Смахнув слезу, Мстислав Алексеевич поднялся с колен, приложившись губами к святому лику. На сердце лежала нерассасывающаяся мгла. «Хватит на слова душу рвать!»

Он вышел на крыльцо, пытаясь прогнать душевную хворь:

—  Тихо то как… Покойно в мире… Трава пахнет ягодой… — он пощурился, глядя на золотистую пряжу солнечных лучей, и выдохнул сердцем: — Чистый рай.

Затем сполоснул лицо колючей колодезной водой из кадушки, что важно молчала от своей полноты у крыльца, и, точно влекомый ветром, плюнув на все условности, отправился к командиру. Весь настежь, он шел за ответом, коий нужен ему был как воздух.

* * *

На дворе жизнь шла своим чередом: из складов на берег свозились бочки с ломовой смолой, клей-карлук и настриженная бабами козловая шерсть для конопачения шлюпов; укладывались на телеги короба с канатами, корабельная дратва и парусина.

Не доходя до командирского дома, Мстислав свернул к лазарету попроведовать своего десятника.

На высоком, порыжевшем от солнца крыльце псом-сторожем сидел крещеный алеут Степан и, грея на солнце разбитые ревматизмом ноги, жадно жевал пирог-рябник, запивая кислющим квасом.

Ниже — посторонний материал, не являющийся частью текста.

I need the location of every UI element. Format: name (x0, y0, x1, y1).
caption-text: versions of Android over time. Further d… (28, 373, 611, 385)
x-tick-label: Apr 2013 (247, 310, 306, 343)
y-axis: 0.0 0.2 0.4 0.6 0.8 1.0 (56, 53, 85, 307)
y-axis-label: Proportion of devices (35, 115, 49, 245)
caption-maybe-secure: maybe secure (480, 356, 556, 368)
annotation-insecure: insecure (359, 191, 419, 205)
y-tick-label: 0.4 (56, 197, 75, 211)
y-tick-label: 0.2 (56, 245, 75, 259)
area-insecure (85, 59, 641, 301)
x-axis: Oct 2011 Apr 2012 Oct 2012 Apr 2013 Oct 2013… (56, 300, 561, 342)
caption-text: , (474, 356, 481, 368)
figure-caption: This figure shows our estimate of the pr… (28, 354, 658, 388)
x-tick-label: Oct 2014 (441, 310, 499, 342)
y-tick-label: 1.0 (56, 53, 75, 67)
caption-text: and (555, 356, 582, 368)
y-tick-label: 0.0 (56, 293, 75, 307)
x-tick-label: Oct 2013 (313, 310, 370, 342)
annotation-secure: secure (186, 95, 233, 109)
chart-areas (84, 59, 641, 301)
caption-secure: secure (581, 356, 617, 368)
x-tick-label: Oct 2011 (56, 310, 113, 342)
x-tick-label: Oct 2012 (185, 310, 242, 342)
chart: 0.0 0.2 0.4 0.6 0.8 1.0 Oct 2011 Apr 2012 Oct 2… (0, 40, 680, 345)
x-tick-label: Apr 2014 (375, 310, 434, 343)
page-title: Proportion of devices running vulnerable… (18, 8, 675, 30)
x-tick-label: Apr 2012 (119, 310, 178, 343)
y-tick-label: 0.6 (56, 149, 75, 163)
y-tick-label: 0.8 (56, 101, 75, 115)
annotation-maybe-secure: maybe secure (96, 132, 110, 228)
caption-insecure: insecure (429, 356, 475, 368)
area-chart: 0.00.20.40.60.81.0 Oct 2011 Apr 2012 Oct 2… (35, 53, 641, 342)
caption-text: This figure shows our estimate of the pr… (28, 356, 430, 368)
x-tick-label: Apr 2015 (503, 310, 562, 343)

Некогда добрый промышленник, нынче Степан прижился у лазарета, где помогал кипятить воду, стирать простыни и ухаживать за больными.

—  Кагиров-то как там? — живо поинтересовался Дьяков, протягивая алеуту руку.

—  Однако, совсем плох, — отставляя кружку, засуетился Степан. — Дохтур сказыват, нога отнять надо, совсем почернела, беда будет…

Мстислав, не дослушав алеута, прихлопнул на шее комара и перешагнул за порог.

Федор Колотыгин — лекарь-самоучка, год назад переманенный Кусковым в форт Росс из Ново-Архангельска, маял перо чернилами. Он что-то записывал в учетной, в телячьей коже толстенной книге и курил трубку, окутывая стол и себя серым дымом. При появлении сотника он тихо, как это обычно бывает в присутствии смерти, поднялся со стула и грустно кивнул головой.